The silliest thing about the potential end of our world is it's so boring, people don't care. Who'd have thunk it?
For all those images of Armageddon - the biblical and Bruce Willis versions - when our species' smartest minds foresaw the end of times, we sat on our collective hands and sighed a collective "meh".
No people gathered on a hilltop. No lovers embracing, lips locked and tears pooling, as a gargantuan fiery asteroid scythes through the atmosphere, burning up everything in an almighty galactic fart.
Nah. We just kept drilling and burning and the last thing anyone heard from a human being was someone complaining about the price of gas.
Perhaps I have read my fellow sapiens all wrong. Perhaps we're actually soothed by the prospect of the party wrapping up, an all-good-things-come-to-an-end approach.

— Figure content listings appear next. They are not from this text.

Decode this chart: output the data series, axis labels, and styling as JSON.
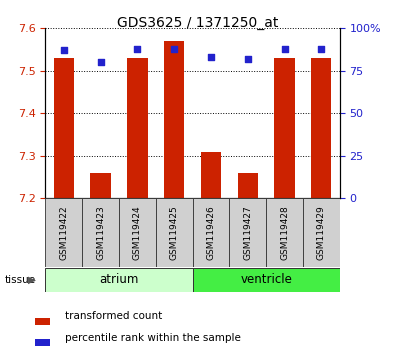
{
  "title": "GDS3625 / 1371250_at",
  "samples": [
    "GSM119422",
    "GSM119423",
    "GSM119424",
    "GSM119425",
    "GSM119426",
    "GSM119427",
    "GSM119428",
    "GSM119429"
  ],
  "transformed_counts": [
    7.53,
    7.26,
    7.53,
    7.57,
    7.31,
    7.26,
    7.53,
    7.53
  ],
  "percentile_ranks": [
    87,
    80,
    88,
    88,
    83,
    82,
    88,
    88
  ],
  "ylim_left": [
    7.2,
    7.6
  ],
  "ylim_right": [
    0,
    100
  ],
  "yticks_left": [
    7.2,
    7.3,
    7.4,
    7.5,
    7.6
  ],
  "yticks_right": [
    0,
    25,
    50,
    75,
    100
  ],
  "ytick_labels_right": [
    "0",
    "25",
    "50",
    "75",
    "100%"
  ],
  "ytick_labels_left": [
    "7.2",
    "7.3",
    "7.4",
    "7.5",
    "7.6"
  ],
  "bar_color": "#cc2200",
  "dot_color": "#2222cc",
  "bar_width": 0.55,
  "baseline": 7.2,
  "tissue_groups": [
    {
      "label": "atrium",
      "start": 0,
      "end": 3,
      "color": "#ccffcc"
    },
    {
      "label": "ventricle",
      "start": 4,
      "end": 7,
      "color": "#44ee44"
    }
  ],
  "tissue_label": "tissue",
  "bg_color": "#ffffff",
  "plot_bg": "#ffffff",
  "tick_label_color_left": "#cc2200",
  "tick_label_color_right": "#2222cc"
}
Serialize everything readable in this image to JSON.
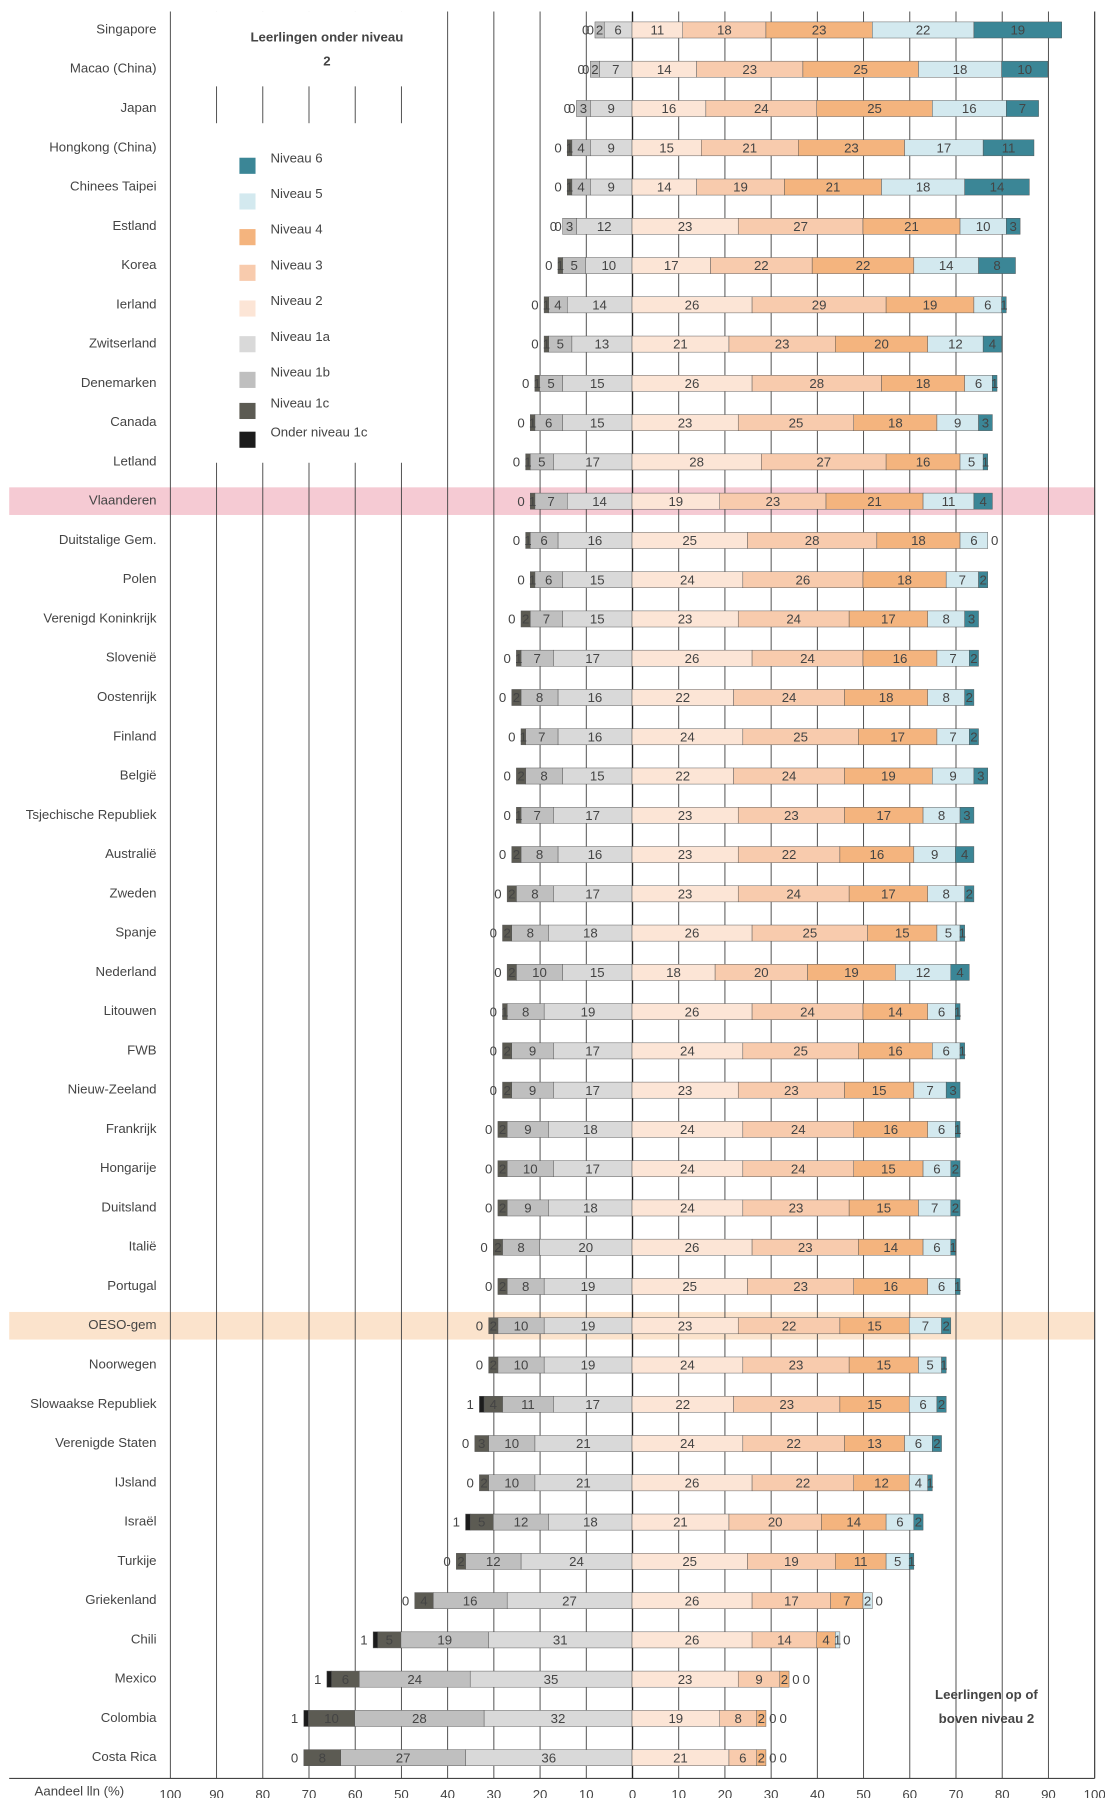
{
  "chart_data": {
    "type": "diverging_bar",
    "categories": [
      "Singapore",
      "Macao (China)",
      "Japan",
      "Hongkong (China)",
      "Chinees Taipei",
      "Estland",
      "Korea",
      "Ierland",
      "Zwitserland",
      "Denemarken",
      "Canada",
      "Letland",
      "Vlaanderen",
      "Duitstalige Gem.",
      "Polen",
      "Verenigd Koninkrijk",
      "Slovenië",
      "Oostenrijk",
      "Finland",
      "België",
      "Tsjechische Republiek",
      "Australië",
      "Zweden",
      "Spanje",
      "Nederland",
      "Litouwen",
      "FWB",
      "Nieuw-Zeeland",
      "Frankrijk",
      "Hongarije",
      "Duitsland",
      "Italië",
      "Portugal",
      "OESO-gem",
      "Noorwegen",
      "Slowaakse Republiek",
      "Verenigde Staten",
      "IJsland",
      "Israël",
      "Turkije",
      "Griekenland",
      "Chili",
      "Mexico",
      "Colombia",
      "Costa Rica"
    ],
    "series": [
      {
        "name": "Niveau 6",
        "color": "#3b8696",
        "side": "above",
        "values": [
          19,
          10,
          7,
          11,
          14,
          3,
          8,
          1,
          4,
          1,
          3,
          1,
          4,
          0,
          2,
          3,
          2,
          2,
          2,
          3,
          3,
          4,
          2,
          1,
          4,
          1,
          1,
          3,
          1,
          2,
          2,
          1,
          1,
          2,
          1,
          2,
          2,
          1,
          2,
          1,
          0,
          0,
          0,
          0,
          0
        ]
      },
      {
        "name": "Niveau 5",
        "color": "#d3e9ef",
        "side": "above",
        "values": [
          22,
          18,
          16,
          17,
          18,
          10,
          14,
          6,
          12,
          6,
          9,
          5,
          11,
          6,
          7,
          8,
          7,
          8,
          7,
          9,
          8,
          9,
          8,
          5,
          12,
          6,
          6,
          7,
          6,
          6,
          7,
          6,
          6,
          7,
          5,
          6,
          6,
          4,
          6,
          5,
          2,
          1,
          0,
          0,
          0
        ]
      },
      {
        "name": "Niveau 4",
        "color": "#f4b47e",
        "side": "above",
        "values": [
          23,
          25,
          25,
          23,
          21,
          21,
          22,
          19,
          20,
          18,
          18,
          16,
          21,
          18,
          18,
          17,
          16,
          18,
          17,
          19,
          17,
          16,
          17,
          15,
          19,
          14,
          16,
          15,
          16,
          15,
          15,
          14,
          16,
          15,
          15,
          15,
          13,
          12,
          14,
          11,
          7,
          4,
          2,
          2,
          2
        ]
      },
      {
        "name": "Niveau 3",
        "color": "#f8cbad",
        "side": "above",
        "values": [
          18,
          23,
          24,
          21,
          19,
          27,
          22,
          29,
          23,
          28,
          25,
          27,
          23,
          28,
          26,
          24,
          24,
          24,
          25,
          24,
          23,
          22,
          24,
          25,
          20,
          24,
          25,
          23,
          24,
          24,
          23,
          23,
          23,
          22,
          23,
          23,
          22,
          22,
          20,
          19,
          17,
          14,
          9,
          8,
          6
        ]
      },
      {
        "name": "Niveau 2",
        "color": "#fce5d6",
        "side": "above",
        "values": [
          11,
          14,
          16,
          15,
          14,
          23,
          17,
          26,
          21,
          26,
          23,
          28,
          19,
          25,
          24,
          23,
          26,
          22,
          24,
          22,
          23,
          23,
          23,
          26,
          18,
          26,
          24,
          23,
          24,
          24,
          24,
          26,
          25,
          23,
          24,
          22,
          24,
          26,
          21,
          25,
          26,
          26,
          23,
          19,
          21
        ]
      },
      {
        "name": "Niveau 1a",
        "color": "#d9d9d9",
        "side": "below",
        "values": [
          6,
          7,
          9,
          9,
          9,
          12,
          10,
          14,
          13,
          15,
          15,
          17,
          14,
          16,
          15,
          15,
          17,
          16,
          16,
          15,
          17,
          16,
          17,
          18,
          15,
          19,
          17,
          17,
          18,
          17,
          18,
          20,
          19,
          19,
          19,
          17,
          21,
          21,
          18,
          24,
          27,
          31,
          35,
          32,
          36
        ]
      },
      {
        "name": "Niveau 1b",
        "color": "#bfbfbf",
        "side": "below",
        "values": [
          2,
          2,
          3,
          4,
          4,
          3,
          5,
          4,
          5,
          5,
          6,
          5,
          7,
          6,
          6,
          7,
          7,
          8,
          7,
          8,
          7,
          8,
          8,
          8,
          10,
          8,
          9,
          9,
          9,
          10,
          9,
          8,
          8,
          10,
          10,
          11,
          10,
          10,
          12,
          12,
          16,
          19,
          24,
          28,
          27
        ]
      },
      {
        "name": "Niveau 1c",
        "color": "#5c5b53",
        "side": "below",
        "values": [
          0,
          0,
          0,
          1,
          1,
          0,
          1,
          1,
          1,
          1,
          1,
          1,
          1,
          1,
          1,
          2,
          1,
          2,
          1,
          2,
          1,
          2,
          2,
          2,
          2,
          1,
          2,
          2,
          2,
          2,
          2,
          2,
          2,
          2,
          2,
          4,
          3,
          2,
          5,
          2,
          4,
          5,
          6,
          10,
          8
        ]
      },
      {
        "name": "Onder niveau 1c",
        "color": "#1c1c1c",
        "side": "below",
        "values": [
          0,
          0,
          0,
          0,
          0,
          0,
          0,
          0,
          0,
          0,
          0,
          0,
          0,
          0,
          0,
          0,
          0,
          0,
          0,
          0,
          0,
          0,
          0,
          0,
          0,
          0,
          0,
          0,
          0,
          0,
          0,
          0,
          0,
          0,
          0,
          1,
          0,
          0,
          1,
          0,
          0,
          1,
          1,
          1,
          0
        ]
      }
    ],
    "xlim": [
      -100,
      100
    ],
    "xticks": [
      {
        "value": -100,
        "label": "100"
      },
      {
        "value": -90,
        "label": "90"
      },
      {
        "value": -80,
        "label": "80"
      },
      {
        "value": -70,
        "label": "70"
      },
      {
        "value": -60,
        "label": "60"
      },
      {
        "value": -50,
        "label": "50"
      },
      {
        "value": -40,
        "label": "40"
      },
      {
        "value": -30,
        "label": "30"
      },
      {
        "value": -20,
        "label": "20"
      },
      {
        "value": -10,
        "label": "10"
      },
      0,
      10,
      20,
      30,
      40,
      50,
      60,
      70,
      80,
      90,
      100
    ],
    "x_label": "Aandeel lln (%)",
    "annotation_below": [
      "Leerlingen onder niveau",
      "2"
    ],
    "annotation_above": [
      "Leerlingen op of",
      "boven niveau 2"
    ],
    "grid": true,
    "legend": "upper left",
    "highlights": [
      {
        "category": "Vlaanderen",
        "color": "#f5cad3"
      },
      {
        "category": "OESO-gem",
        "color": "#fbe3cc"
      }
    ]
  }
}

It's kind of nice, I suppose. Zen. Calming to think we aren't any more deserving of continued existence than the millions of species before us that have spawned, flourished and died out.
Pressure is off on the existential front.
One hundred and eight billion humans have existed on this planet. Scientists estimate about one bone in every billion will become a fossil. Therefore, if things go wrong sometime soon we can expect only about 100 complete human skeletons to exist in fossil form.
If a dog of the future digs up a dude, it's one lucky pooch indeed.
Of course, even without fossil evidence, any future palaeontologists would still work out mankind had existed. They would plot it in the Earth. The advent of agriculture, the industrial age, they would see climate change in the rock.
And perhaps one day after we disappeared and Earth hit reset, this futuristic species would develop its own science and art and debate the history of mankind.
They would look at evidence of our technologies, our expansion across the globe.
"They must have been smart enough to know they were warming the Earth," someone would say.
"So why didn't they do anything about it?"